Again, no WAF block. The fetch() function - which could be used for actual data exfiltration in a real attack - also wasn't in their blocklist.

The Report

I documented everything and submitted my findings to the security team. The vulnerability was confirmed, the disclosure was approved, and a patch was deployed.

Lessons Learned

This hunt perfectly illustrates why Web Application Firewalls are not silver bullets:

  1. Signature-based detection has inherent limitations — The WAF knew to block <script> and alert(), but it couldn't anticipate every possible attack vector.
  2. Creative encoding and alternative syntax bypass pattern matching — By using <svg> instead of <script> and confirm() instead of alert(), I achieved the same outcome while evading detection.
  3. WAFs create a false sense of security — The developers likely thought they were protected because they had Mod_Security deployed.
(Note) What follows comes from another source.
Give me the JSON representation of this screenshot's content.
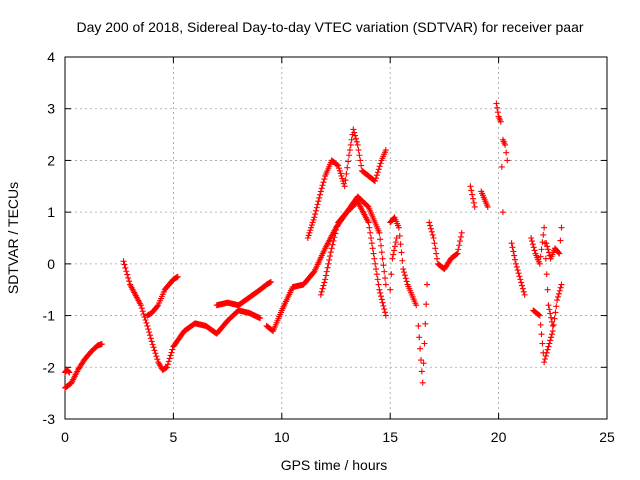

In reality, the application was still vulnerable to XSS.
  4. Defense in depth is essential — The real fix wasn't improving the WAF rules (though that helped); it was properly encoding user input before displaying it on the page.

This is why I love bug bounty hunting. Every application is a puzzle, every security control is a challenge, and every bypass teaches both attackers and defenders something valuable. The best security comes not from a single wall, but from layers of thoughtful protection.

And sometimes, all it takes to bypass that wall is thinking: "What if I use an SVG instead?"

This writeup describes testing performed with explicit written permission on a fully patched system with all domains and names redacted. Never test systems you don't have authorization to access.